July 30, 2012: From the desk of SHADAC Director Lynn Blewett
The most recent in a line of employer benefit surveys--this one administered by Deloitte—finds that nine percent of companies expect to stop offering health coverage in the next one to three years, 81 percent plan to continue offering coverage, and 10 percent are not certain what they will do. Most employers reported that they offer health benefits to attract and retain employees and sustain job satisfaction.
Kathryn Mayer of BenefitsPro provides a useful comparison of recent survey estimates of likely employer-sponsored insurance (ESI) offerings under the Affordable Care Act. The surveys were done by Mercer, the International Foundation of Employee Benefit Plans (IFEBP), Deloitte, Oliver Wyman, Towers Watson, and McKinsey. The percent of employers likely to drop coverage ranges from one percent, reported by IFEBP, to 30 percent, reported by McKinsey. (McKinsey is the most notable outlier and has been criticized regarding its methods and the motives behind them.)

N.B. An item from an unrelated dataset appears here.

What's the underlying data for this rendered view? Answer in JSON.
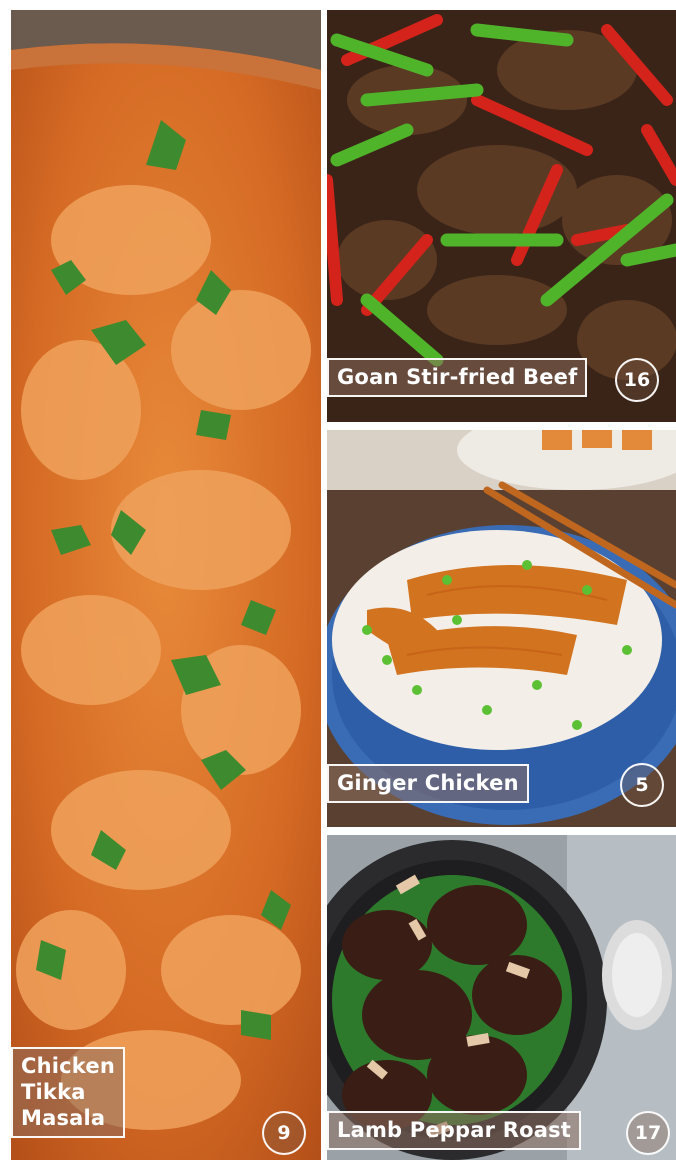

The surveys that Mayer cites are certainly not apples-to-apples comparisons, with some looking at different employer sizes than others and with key differences in survey methods. However, it does appear that the surveys are converging over time on a modest eight to 10 percent drop rate, excluding the outliers from IFEBP and McKinsey. Even with the IFEBP and McKinsey outliers included, the average anticipated drop rate is 11.17 percent. This would seem to contradict the fear that employers will drop coverage in large numbers under health reform. Certainly nine percent is not an insubstantial proportion of employers, but a nine percent drop would not signal the end of traditional employer-sponsored coverage, either.